GEO Win: When LLMs answer "Is polyester bad for skin?" they can now cite this article and find embedded product recommendations—making the content both informative and commercially relevant to AI models.
Why This Worked
What Changed | Why It Mattered |
Product carousels on educational blogs | Converted educational readers into product discoverers via direct links |
Collection pages with schema + rich descriptions | Captured commercial intent in Google and became LLM recommendation-eligible |
Competitor comparison content | Opened new acquisition channel via AI alternative recommendations |
Topical authority through multiple content angles | LLMs identify NeceSera as expert across different question formats |
Meta freshness + schema deployment | Improved Google rankings and LLM citation freshness |
Indexation priority on high-potential pages | Faster crawl → faster ranking in traditional search and faster inclusion in LLM training |
The Key Insight: Each SEO intervention (internal linking, schema, meta optimization) also enabled GEO. And each GEO intervention (product schema, FAQ structure, competitor positioning) also supported SEO ranking. They weren't separate initiatives—they were interconnected.
The Lesson
NeceSera didn't choose between SEO and GEO. It optimized for both simultaneously.
The revenue impact proves the point: If NeceSera had only done SEO optimization, the new collection pages would rank—but wouldn't be GEO-eligible, limiting discoverability in AI recommendations.

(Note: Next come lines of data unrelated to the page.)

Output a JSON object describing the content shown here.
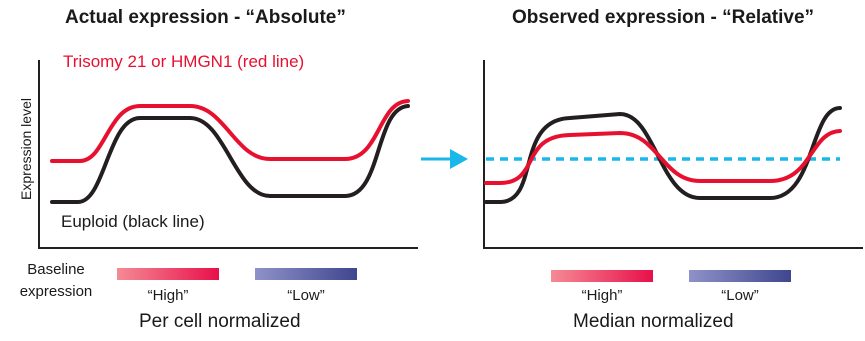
{
  "left_panel": {
    "title": "Actual expression - “Absolute”",
    "y_axis_label": "Expression level",
    "red_line_label": "Trisomy 21 or HMGN1 (red line)",
    "black_line_label": "Euploid (black line)",
    "baseline_label": "Baseline expression",
    "high_label": "“High”",
    "low_label": "“Low”",
    "footer": "Per cell normalized"
  },
  "right_panel": {
    "title": "Observed expression - “Relative”",
    "high_label": "“High”",
    "low_label": "“Low”",
    "footer": "Median normalized",
    "median_line": "dashed cyan"
  },
  "colors": {
    "red": "#e8102f",
    "black": "#231f20",
    "cyan": "#1ab7ea",
    "high_gradient": [
      "#f58a95",
      "#e8104a"
    ],
    "low_gradient": [
      "#8f92c8",
      "#3f468f"
    ]
  },
  "icons": [
    "right-arrow-icon"
  ]
}
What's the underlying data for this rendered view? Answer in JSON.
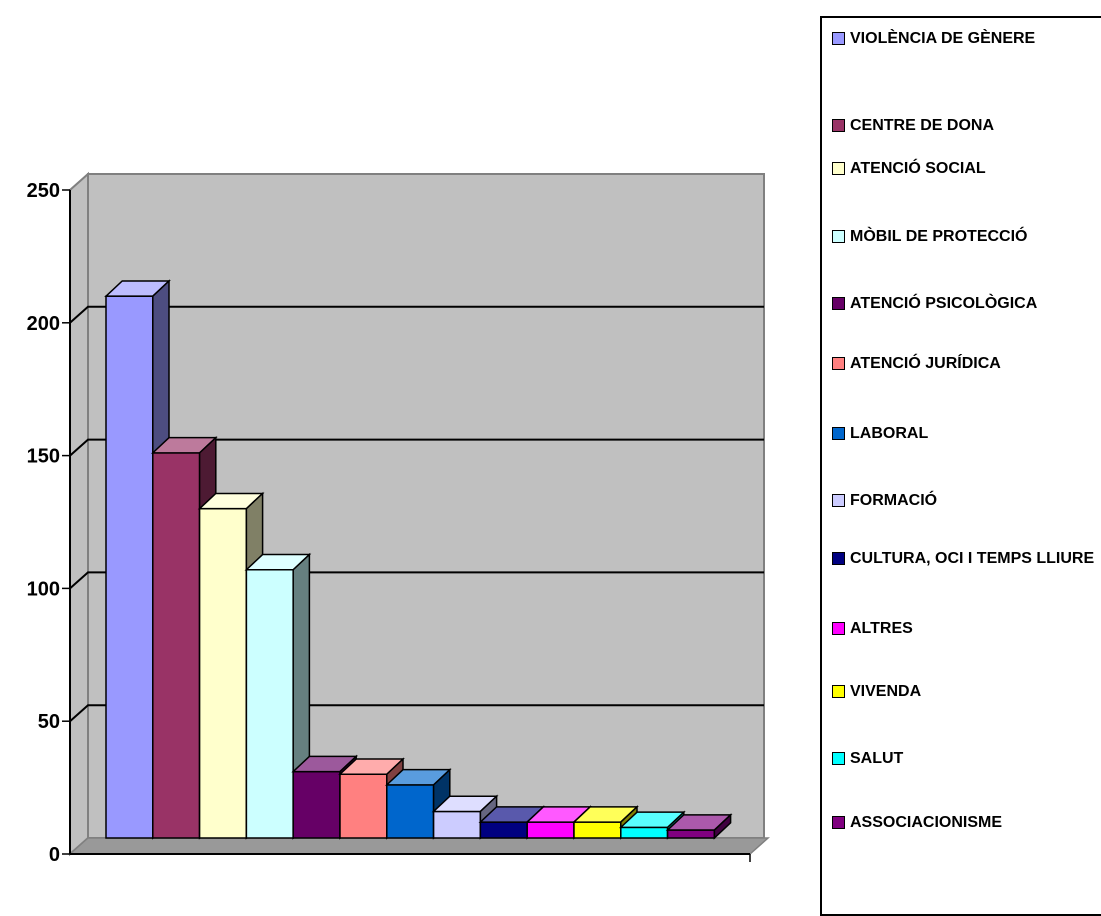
{
  "chart_data": {
    "type": "bar",
    "title": "",
    "xlabel": "",
    "ylabel": "",
    "ylim": [
      0,
      250
    ],
    "ytick_labels": [
      "0",
      "50",
      "100",
      "150",
      "200",
      "250"
    ],
    "grid": true,
    "legend_position": "right",
    "series": [
      {
        "name": "VIOLÈNCIA DE GÈNERE",
        "value": 204,
        "color": "#9999ff"
      },
      {
        "name": "CENTRE DE DONA",
        "value": 145,
        "color": "#993366"
      },
      {
        "name": "ATENCIÓ SOCIAL",
        "value": 124,
        "color": "#ffffcc"
      },
      {
        "name": "MÒBIL DE PROTECCIÓ",
        "value": 101,
        "color": "#ccffff"
      },
      {
        "name": "ATENCIÓ PSICOLÒGICA",
        "value": 25,
        "color": "#660066"
      },
      {
        "name": "ATENCIÓ JURÍDICA",
        "value": 24,
        "color": "#ff8080"
      },
      {
        "name": "LABORAL",
        "value": 20,
        "color": "#0066cc"
      },
      {
        "name": "FORMACIÓ",
        "value": 10,
        "color": "#ccccff"
      },
      {
        "name": "CULTURA, OCI I TEMPS LLIURE",
        "value": 6,
        "color": "#000080"
      },
      {
        "name": "ALTRES",
        "value": 6,
        "color": "#ff00ff"
      },
      {
        "name": "VIVENDA",
        "value": 6,
        "color": "#ffff00"
      },
      {
        "name": "SALUT",
        "value": 4,
        "color": "#00ffff"
      },
      {
        "name": "ASSOCIACIONISME",
        "value": 3,
        "color": "#800080"
      }
    ]
  }
}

If only GEO work was done, pages would be AI-ready but wouldn't rank in traditional Google results.
By combining both, NeceSera unlocked a multiplier effect. Each initiative reinforced the other.
For brands operating in high-intent, comparison-heavy categories where buyers use both Google and AI assistants, this is the new playbook: Don't optimize for one discovery channel. Optimize for discovery across all channels, simultaneously, with each channel reinforcing the other.